To Anony mous
You need to stick to the subject matter, the origin of the universe and the question on the origin of life is one and the same. You're trying to separate the origin of life with the origin of chemistry in a feeble attempt to make a point while I've already reasoned you through why you can't do such things.
Read back in the thread and the subject matter is the origin of biological information. You keep attempting to change it to the origin of the universe.
You are just repeating the wrong question until someone agrees with your non-scientific viewpoint. I've already explained to you that there is no such thing as the generation or creation of new information in our known Universe, life is merely the arrangement of existing "information" in a particular sense, specific arrangements of things spontaneously happen in nature when entropy changes and will keep happening until the point all matter has reached equilibrium, that is true whether you accept it or not, the Universe doesn't care about your viewpoint.

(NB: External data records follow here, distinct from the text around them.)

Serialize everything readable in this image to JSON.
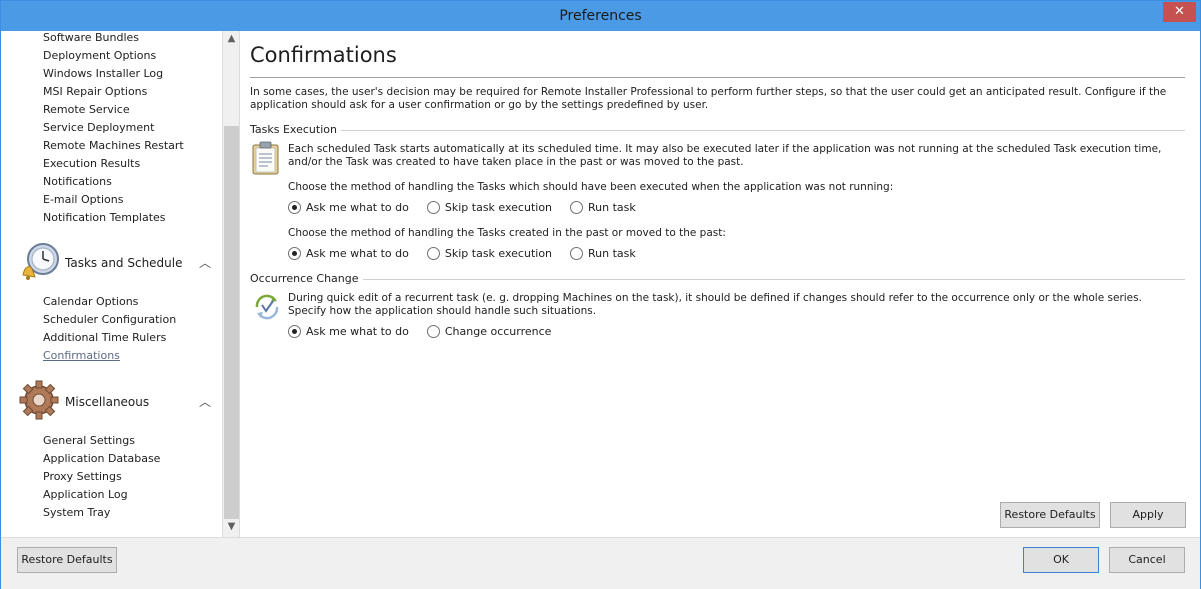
{
  "window": {
    "title": "Preferences",
    "close_glyph": "✕"
  },
  "nav": {
    "top_items": [
      "Software Bundles",
      "Deployment Options",
      "Windows Installer Log",
      "MSI Repair Options",
      "Remote Service",
      "Service Deployment",
      "Remote Machines Restart",
      "Execution Results",
      "Notifications",
      "E-mail Options",
      "Notification Templates"
    ],
    "groups": [
      {
        "label": "Tasks and Schedule",
        "icon": "clock-bell-icon",
        "items": [
          "Calendar Options",
          "Scheduler Configuration",
          "Additional Time Rulers",
          "Confirmations"
        ]
      },
      {
        "label": "Miscellaneous",
        "icon": "gear-icon",
        "items": [
          "General Settings",
          "Application Database",
          "Proxy Settings",
          "Application Log",
          "System Tray"
        ]
      }
    ],
    "active_item": "Confirmations"
  },
  "content": {
    "title": "Confirmations",
    "intro": "In some cases, the user's decision may be required for Remote Installer Professional to perform further steps, so that the user could get an anticipated result. Configure if the application should ask for a user confirmation or go by the settings predefined by user.",
    "tasks_execution": {
      "header": "Tasks Execution",
      "icon": "clipboard-icon",
      "description": "Each scheduled Task starts automatically at its scheduled time. It may also be executed later if the application was not running at the scheduled Task execution time, and/or the Task was created to have taken place in the past or was moved to the past.",
      "q1": {
        "label": "Choose the method of handling the Tasks which should have been executed when the application was not running:",
        "options": [
          "Ask me what to do",
          "Skip task execution",
          "Run task"
        ],
        "selected": "Ask me what to do"
      },
      "q2": {
        "label": "Choose the method of handling the Tasks created in the past or moved to the past:",
        "options": [
          "Ask me what to do",
          "Skip task execution",
          "Run task"
        ],
        "selected": "Ask me what to do"
      }
    },
    "occurrence_change": {
      "header": "Occurrence Change",
      "icon": "recurrence-icon",
      "description": "During quick edit of a recurrent task (e. g. dropping Machines on the task), it should be defined if changes should refer to the occurrence only or the whole series. Specify how the application should handle such situations.",
      "options": [
        "Ask me what to do",
        "Change occurrence"
      ],
      "selected": "Ask me what to do"
    },
    "restore_defaults": "Restore Defaults",
    "apply": "Apply"
  },
  "footer": {
    "restore_defaults": "Restore Defaults",
    "ok": "OK",
    "cancel": "Cancel"
  }
}
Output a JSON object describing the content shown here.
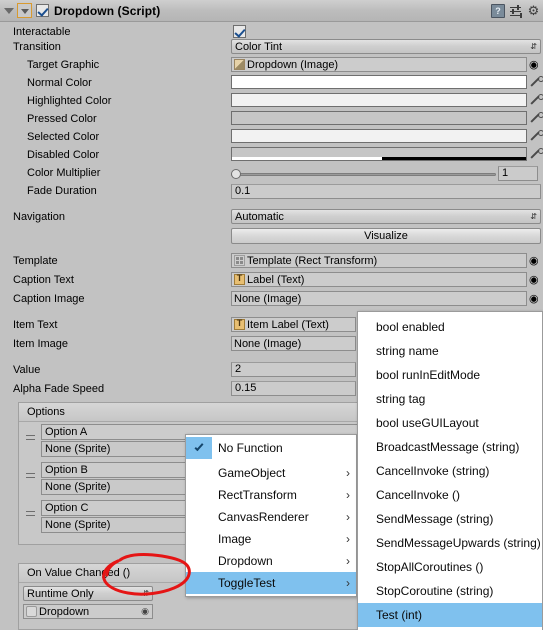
{
  "header": {
    "title": "Dropdown (Script)",
    "enabled_checkbox": true,
    "icons": {
      "help": "help-book-icon",
      "preset": "preset-sliders-icon",
      "gear": "gear-icon"
    },
    "help_glyph": "?",
    "gear_glyph": "⚙"
  },
  "properties": {
    "interactable": {
      "label": "Interactable",
      "checked": true
    },
    "transition": {
      "label": "Transition",
      "value": "Color Tint"
    },
    "target_graphic": {
      "label": "Target Graphic",
      "value": "Dropdown (Image)"
    },
    "normal_color": {
      "label": "Normal Color",
      "color": "#ffffff",
      "alpha": 100
    },
    "highlighted_color": {
      "label": "Highlighted Color",
      "color": "#f5f5f5",
      "alpha": 100
    },
    "pressed_color": {
      "label": "Pressed Color",
      "color": "#c8c8c8",
      "alpha": 100
    },
    "selected_color": {
      "label": "Selected Color",
      "color": "#f5f5f5",
      "alpha": 100
    },
    "disabled_color": {
      "label": "Disabled Color",
      "color": "#c8c8c8",
      "alpha": 50
    },
    "color_multiplier": {
      "label": "Color Multiplier",
      "value": "1",
      "slider_percent": 0
    },
    "fade_duration": {
      "label": "Fade Duration",
      "value": "0.1"
    },
    "navigation": {
      "label": "Navigation",
      "value": "Automatic"
    },
    "visualize_button": {
      "label": "Visualize"
    },
    "template": {
      "label": "Template",
      "value": "Template (Rect Transform)"
    },
    "caption_text": {
      "label": "Caption Text",
      "value": "Label (Text)"
    },
    "caption_image": {
      "label": "Caption Image",
      "value": "None (Image)"
    },
    "item_text": {
      "label": "Item Text",
      "value": "Item Label (Text)"
    },
    "item_image": {
      "label": "Item Image",
      "value": "None (Image)"
    },
    "value": {
      "label": "Value",
      "value": "2"
    },
    "alpha_fade_speed": {
      "label": "Alpha Fade Speed",
      "value": "0.15"
    }
  },
  "options_list": {
    "header": "Options",
    "entries": [
      {
        "text": "Option A",
        "sprite": "None (Sprite)"
      },
      {
        "text": "Option B",
        "sprite": "None (Sprite)"
      },
      {
        "text": "Option C",
        "sprite": "None (Sprite)"
      }
    ]
  },
  "event": {
    "header": "On Value Changed ()",
    "mode": "Runtime Only",
    "object": "Dropdown"
  },
  "context_menu": {
    "items": [
      {
        "label": "No Function",
        "checked": true,
        "submenu": false,
        "highlighted": false
      },
      {
        "label": "GameObject",
        "checked": false,
        "submenu": true,
        "highlighted": false
      },
      {
        "label": "RectTransform",
        "checked": false,
        "submenu": true,
        "highlighted": false
      },
      {
        "label": "CanvasRenderer",
        "checked": false,
        "submenu": true,
        "highlighted": false
      },
      {
        "label": "Image",
        "checked": false,
        "submenu": true,
        "highlighted": false
      },
      {
        "label": "Dropdown",
        "checked": false,
        "submenu": true,
        "highlighted": false
      },
      {
        "label": "ToggleTest",
        "checked": false,
        "submenu": true,
        "highlighted": true
      }
    ],
    "submenu_arrow": "›"
  },
  "submenu": {
    "items": [
      {
        "label": "bool enabled",
        "highlighted": false
      },
      {
        "label": "string name",
        "highlighted": false
      },
      {
        "label": "bool runInEditMode",
        "highlighted": false
      },
      {
        "label": "string tag",
        "highlighted": false
      },
      {
        "label": "bool useGUILayout",
        "highlighted": false
      },
      {
        "label": "BroadcastMessage (string)",
        "highlighted": false
      },
      {
        "label": "CancelInvoke (string)",
        "highlighted": false
      },
      {
        "label": "CancelInvoke ()",
        "highlighted": false
      },
      {
        "label": "SendMessage (string)",
        "highlighted": false
      },
      {
        "label": "SendMessageUpwards (string)",
        "highlighted": false
      },
      {
        "label": "StopAllCoroutines ()",
        "highlighted": false
      },
      {
        "label": "StopCoroutine (string)",
        "highlighted": false
      },
      {
        "label": "Test (int)",
        "highlighted": true
      }
    ]
  },
  "annotation": {
    "shape": "hand-drawn-red-circle",
    "color": "#e51515",
    "target": "On Value Changed ()"
  },
  "colors": {
    "background": "#c2c2c2",
    "menu_highlight": "#7fc1ee",
    "menu_background": "#ffffff",
    "annotation_red": "#e51515"
  }
}
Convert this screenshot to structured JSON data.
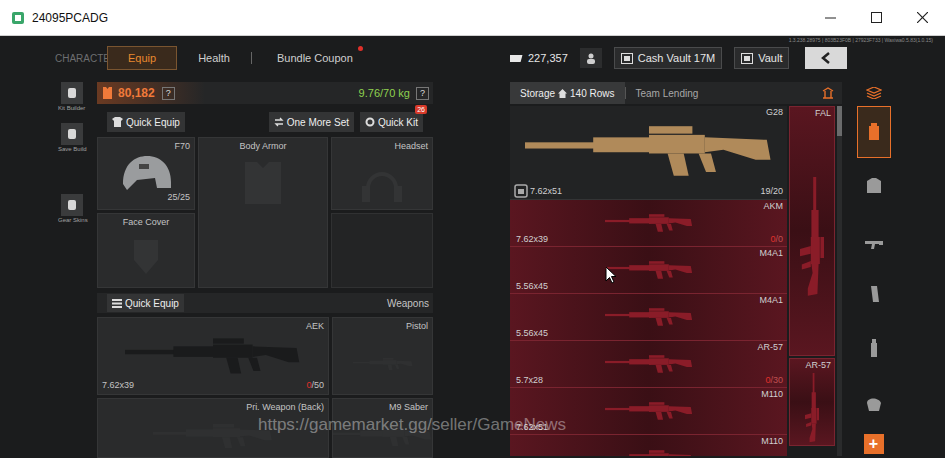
{
  "window": {
    "title": "24095PCADG"
  },
  "build_info": "1.3.238.28975 | 803B23F0B | 27923F733 | Waxiwa0.5.83(1.0.15)",
  "top_nav": {
    "section": "CHARACTER",
    "tabs": [
      {
        "label": "Equip",
        "selected": true,
        "notification": false
      },
      {
        "label": "Health",
        "selected": false,
        "notification": false
      },
      {
        "label": "Bundle Coupon",
        "selected": false,
        "notification": true
      }
    ]
  },
  "currency": {
    "cash": "227,357",
    "buttons": [
      "Cash Vault 17M",
      "Vault"
    ]
  },
  "side_tools": [
    "Kit Builder",
    "Save Build",
    "Gear Skins"
  ],
  "equip": {
    "value": "80,182",
    "value_help": "?",
    "weight": "9.76/70 kg",
    "weight_help": "?",
    "quick_equip": "Quick Equip",
    "one_more_set": "One More Set",
    "quick_kit": "Quick Kit",
    "quick_kit_badge": "26",
    "gear_slots": [
      {
        "label": "F70",
        "durability": "25/25",
        "filled": true
      },
      {
        "label": "Body Armor",
        "filled": false
      },
      {
        "label": "Headset",
        "filled": false
      },
      {
        "label": "Face Cover",
        "filled": false
      }
    ],
    "weapons_quick_equip": "Quick Equip",
    "weapons_label": "Weapons",
    "weapon_slots": [
      {
        "label": "AEK",
        "caliber": "7.62x39",
        "ammo_current": "0",
        "ammo_max": "/50",
        "filled": true,
        "empty": true
      },
      {
        "label": "Pistol",
        "filled": false
      },
      {
        "label": "Pri. Weapon (Back)",
        "filled": false
      },
      {
        "label": "M9 Saber",
        "filled": false
      }
    ]
  },
  "storage": {
    "tabs": [
      {
        "label": "Storage",
        "rows": "140 Rows",
        "selected": true
      },
      {
        "label": "Team Lending",
        "selected": false
      }
    ],
    "items": [
      {
        "name": "G28",
        "caliber": "7.62x51",
        "ammo_current": "19",
        "ammo_max": "/20",
        "unavailable": false,
        "empty": false
      },
      {
        "name": "AKM",
        "caliber": "7.62x39",
        "ammo_current": "0",
        "ammo_max": "/0",
        "unavailable": true,
        "empty": true
      },
      {
        "name": "M4A1",
        "caliber": "5.56x45",
        "unavailable": true,
        "empty": false
      },
      {
        "name": "M4A1",
        "caliber": "5.56x45",
        "unavailable": true,
        "empty": false
      },
      {
        "name": "AR-57",
        "caliber": "5.7x28",
        "ammo_current": "0",
        "ammo_max": "/30",
        "unavailable": true,
        "empty": true
      },
      {
        "name": "M110",
        "caliber": "7.62x51",
        "unavailable": true,
        "empty": false
      },
      {
        "name": "M110",
        "unavailable": true,
        "empty": false
      }
    ],
    "side_items": [
      {
        "name": "FAL",
        "unavailable": true
      },
      {
        "name": "AR-57",
        "unavailable": true
      }
    ]
  },
  "category_tabs": [
    {
      "selected": true
    },
    {
      "selected": false
    },
    {
      "selected": false
    },
    {
      "selected": false
    },
    {
      "selected": false
    },
    {
      "selected": false
    }
  ],
  "add_button": "+",
  "watermark": "https://gamemarket.gg/seller/GameNews"
}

Programmers write code. Students ask questions. My wife leaves me a message about whom to pick up on the way home from work. Intelligent agents produce, generate, and transmit information all the time. Experience teaches this obvious truth.

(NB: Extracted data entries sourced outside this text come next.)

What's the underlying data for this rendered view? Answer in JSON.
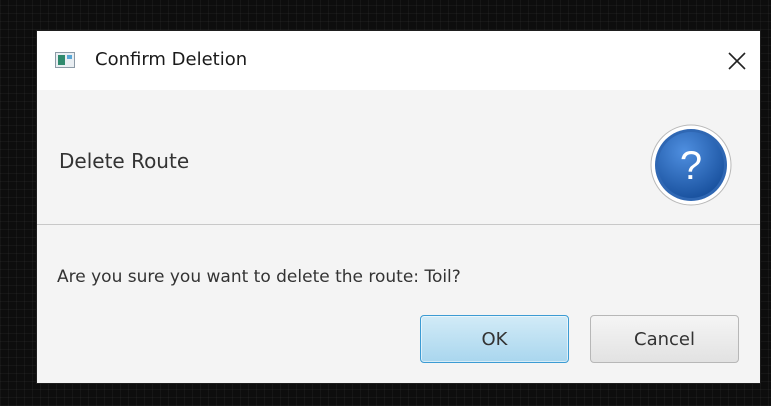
{
  "window": {
    "title": "Confirm Deletion",
    "close_glyph": "✕"
  },
  "header": {
    "text": "Delete Route",
    "icon": "question-icon",
    "icon_glyph": "?"
  },
  "content": {
    "message": "Are you sure you want to delete the route: Toil?"
  },
  "buttons": {
    "ok_label": "OK",
    "cancel_label": "Cancel"
  },
  "colors": {
    "accent": "#3c9bd3",
    "icon_blue": "#1f63b8",
    "panel_bg": "#f4f4f4"
  }
}
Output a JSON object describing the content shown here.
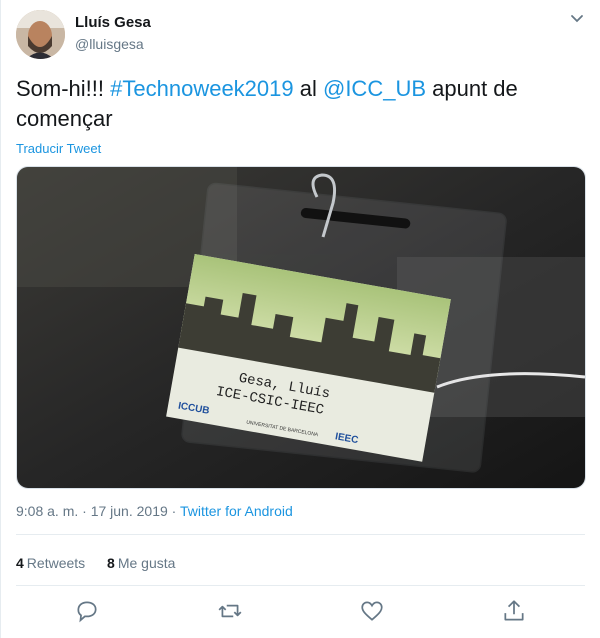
{
  "author": {
    "name": "Lluís Gesa",
    "handle": "@lluisgesa"
  },
  "tweet": {
    "text_parts": [
      {
        "text": "Som-hi!!! ",
        "link": false
      },
      {
        "text": "#Technoweek2019",
        "link": true
      },
      {
        "text": " al ",
        "link": false
      },
      {
        "text": "@ICC_UB",
        "link": true
      },
      {
        "text": " apunt de començar",
        "link": false
      }
    ],
    "translate_label": "Traducir Tweet"
  },
  "badge": {
    "line1": "Gesa, Lluís",
    "line2": "ICE-CSIC-IEEC",
    "logo1": "ICCUB",
    "logo2": "UNIVERSITAT DE BARCELONA",
    "logo3": "IEEC"
  },
  "meta": {
    "time": "9:08 a. m. · 17 jun. 2019 · ",
    "app": "Twitter for Android"
  },
  "stats": {
    "retweets_count": "4",
    "retweets_label": "Retweets",
    "likes_count": "8",
    "likes_label": "Me gusta"
  },
  "icons": [
    "chevron-down-icon",
    "reply-icon",
    "retweet-icon",
    "like-icon",
    "share-icon"
  ],
  "colors": {
    "link": "#1b95e0",
    "secondary_text": "#657786",
    "icon": "#657786"
  }
}
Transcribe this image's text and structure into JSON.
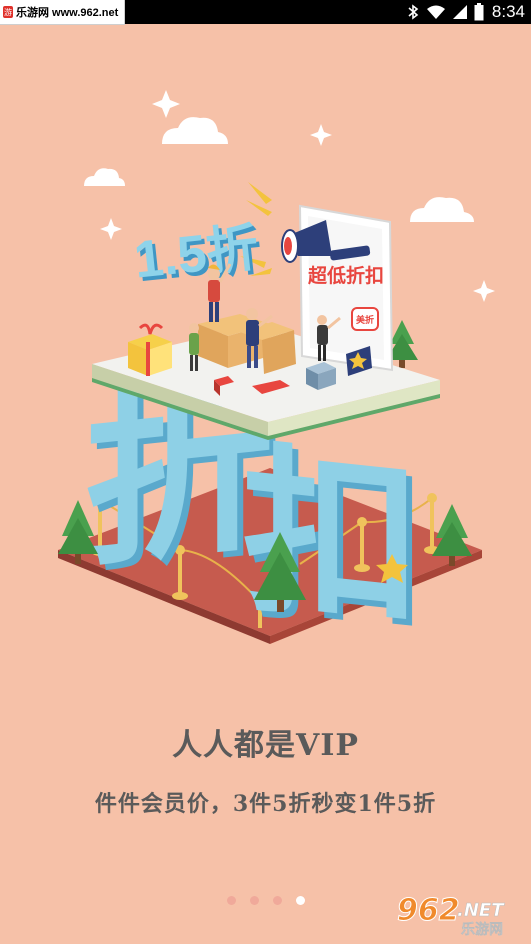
{
  "status_bar": {
    "watermark_text": "乐游网 www.962.net",
    "time": "8:34"
  },
  "illustration": {
    "discount_number": "1.5折",
    "sign_text": "超低折扣",
    "sign_logo_text": "美折",
    "big_characters": "折扣"
  },
  "onboarding": {
    "title": "人人都是VIP",
    "subtitle": "件件会员价，3件5折秒变1件5折",
    "pages": 4,
    "active_page": 4
  },
  "watermark_bottom": {
    "number": "962",
    "suffix": ".NET",
    "name": "乐游网"
  }
}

Webster defines information as ‘the attribute inherent in and communicated by alternative sequences or arrangements of something that produces specific effects.’

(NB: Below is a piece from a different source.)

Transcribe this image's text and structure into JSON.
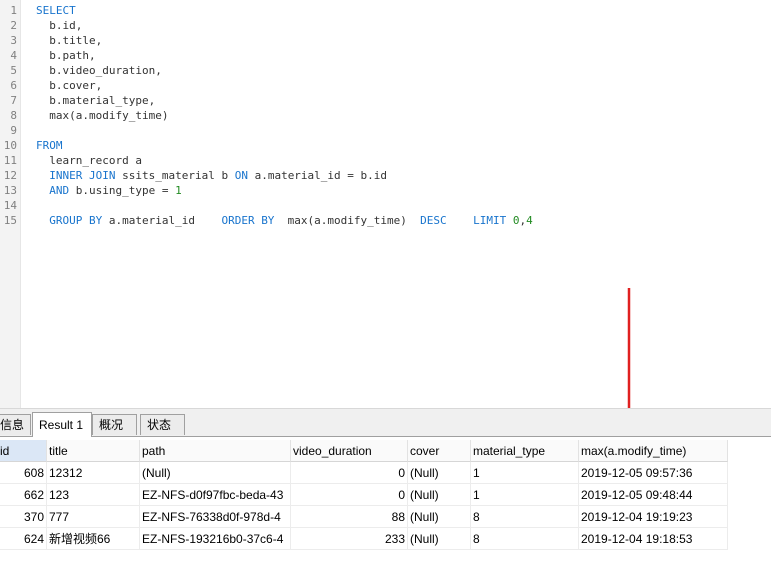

Sequence Hypothesis = Francis Crick = suggested that the nucleotide bases in DNA functioned just like alphabetic letters in an English text or binary digits in software or a machine code. According to Crick’s hypothesis, it is the precise arrangement or sequence of these bases that determines the arrangement of amino acids which, in turn, determines protein folding and structure. In other words, the sequence specificity of amino acids in proteins derives from a prior specificity of arrangement in the nucleotide bases on the DNA molecule. Similar to CAD CAM
Ask yourself - what is the most abstract definition of 'alive' you can come up with. Then see if you can find things in nature that don't truly match your definition but could still be considered alive. There is a range of grey area between what's classically alive (such as multi-celled organisms) and not-alive (viruses and single-celled organisms that are missing key parts of their cells) that the question stops making sense when you're trying to make the divide.
What is the point?
My question to you again: when does your intelligence (or deity) come into play between the Universe and the origin of life. What has 'he/she/it' created? Prove a clear separation between life and non-life chemistry before you make the argument of an interceder.
Irrelevant. Has nothing to do with the subject matter. The origin of biological information.